Hello Bill (and others who might be interested)

> First off, I would recommend that you always capitalize the 
> "R", since when I read the original message, I wondered why 
> someone would create a web site called "we're late"? ;^)

Good point.  It's kind of a play on words, since "late" is another word for
"dead," but that's probably not obvious.

> The site looks good, but I didn't see a place for feedback, 
> so I'm sending it here.

I'll make that more explicit.

> The search has a strange feature.  I was looking for the 
> surname Leiden in Pennsylvania, and the first few entries 
> were from a town called Leiden in the Netherlands.  I'm 
> wondering if the index doesn't distinguish between place 
> names and people names.

The site doesn't do named-entity recognition currently so it can't
distinguish between Leiden used as a surname vs. as a place.  The reason to
have different entry fields for surname and place is if you enter Leiden as
a surname and check "include related names," we look up the names related to
Leiden in the surname database and expand the query to include them, but
weighted lower than an exact match.  Whereas if you enter Leiden as a place
we expand the query with the alternate names for Leiden in the places
database (Leida, Leyde, Leyden, and Lugdunum Batavorum).  I need to explain
this on the search page.

One issue right now is that Leiden is a pretty rare name - not in the top
100,000 surnames in the Social Security Death Index - so I haven't created a
surname page for Leiden.  However, it does appear as a related name on 18
other surname pages.  What I need to do in this case is expand the query
with those 18 other names.  I'll get around to doing that soon.

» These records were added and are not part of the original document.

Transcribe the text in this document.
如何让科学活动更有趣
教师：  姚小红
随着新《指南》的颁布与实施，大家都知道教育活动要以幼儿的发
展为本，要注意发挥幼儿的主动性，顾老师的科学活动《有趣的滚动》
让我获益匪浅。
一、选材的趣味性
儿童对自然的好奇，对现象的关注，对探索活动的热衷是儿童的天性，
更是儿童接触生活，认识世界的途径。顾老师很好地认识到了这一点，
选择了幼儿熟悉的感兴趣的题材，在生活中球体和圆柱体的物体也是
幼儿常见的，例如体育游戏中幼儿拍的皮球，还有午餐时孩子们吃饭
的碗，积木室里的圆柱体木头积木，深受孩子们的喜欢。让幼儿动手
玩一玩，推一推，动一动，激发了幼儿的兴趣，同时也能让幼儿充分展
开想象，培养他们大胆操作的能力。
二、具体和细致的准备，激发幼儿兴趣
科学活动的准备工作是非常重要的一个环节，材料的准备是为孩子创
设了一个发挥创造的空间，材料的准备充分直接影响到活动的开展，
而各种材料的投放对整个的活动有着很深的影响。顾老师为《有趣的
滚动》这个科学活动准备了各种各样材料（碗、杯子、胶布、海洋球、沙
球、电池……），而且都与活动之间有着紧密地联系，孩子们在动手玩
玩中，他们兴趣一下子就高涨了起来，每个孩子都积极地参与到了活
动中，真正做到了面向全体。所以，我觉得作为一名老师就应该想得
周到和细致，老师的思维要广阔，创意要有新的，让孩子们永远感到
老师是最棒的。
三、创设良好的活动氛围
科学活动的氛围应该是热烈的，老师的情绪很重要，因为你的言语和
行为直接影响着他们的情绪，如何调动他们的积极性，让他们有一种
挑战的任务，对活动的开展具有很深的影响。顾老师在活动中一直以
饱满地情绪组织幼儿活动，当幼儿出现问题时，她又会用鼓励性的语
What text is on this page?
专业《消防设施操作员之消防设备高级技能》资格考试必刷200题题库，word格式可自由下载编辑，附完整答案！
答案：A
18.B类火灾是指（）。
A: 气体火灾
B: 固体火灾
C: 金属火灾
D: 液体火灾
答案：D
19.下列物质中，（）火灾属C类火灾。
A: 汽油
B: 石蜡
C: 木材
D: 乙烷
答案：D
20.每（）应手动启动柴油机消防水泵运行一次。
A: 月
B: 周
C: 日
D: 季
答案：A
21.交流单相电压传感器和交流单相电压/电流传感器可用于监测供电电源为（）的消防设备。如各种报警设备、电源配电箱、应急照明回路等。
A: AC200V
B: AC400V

> I would assume that in most cases the person name should have 
> the highest priority, followed by the place name.  Also, 
> place names could have a multi-tier priority.  If I specify 
> city, county, state parameters, then a match on all three 
> fields should come first, followed by matches of county and 
> state, followed by state.

This will all be much easier once I get the name-entity recognition in
place.  That's part of the plan, but it's harder than you might think
because there's a lot of genealogical data that's in tables and charts, and
traditional named-entity recognizers expect entities to be located within
well-formed paragraphs of text.  We've made some preliminary progress in
this area though and hope to have named-entity recognizers in place over the
next 4-6 months.

> BTW - it wasn't clear to me what was wanted for place names.  
> There are two text boxes: "Place" and "Located in".  Should 
> "Located in" 
> have county, state, and/or country?  I would suggest either 
> separate boxes for city, county/municipality, state (or 
> equivalent), and country, or some notes to explain what is 
> wanted where.

Good point.  I followed the convention used in Place Search in the Family
History Library Catalog, where "place" is the place you're searching for and
"located in" is used to restrict the set of matching places and can be any
place up the hierarchy (so Place=Provo returns Provo, Arkansas; Provo,
Kentucky; etc., but Place=Provo&LocatedIn=Utah returns just Provo, Utah, and
Place=Provo&LocatedIn=Utah County also returns just Provo, Utah).  It sounds
like I need to make this clearer.

Thank you so much for the excellent feedback!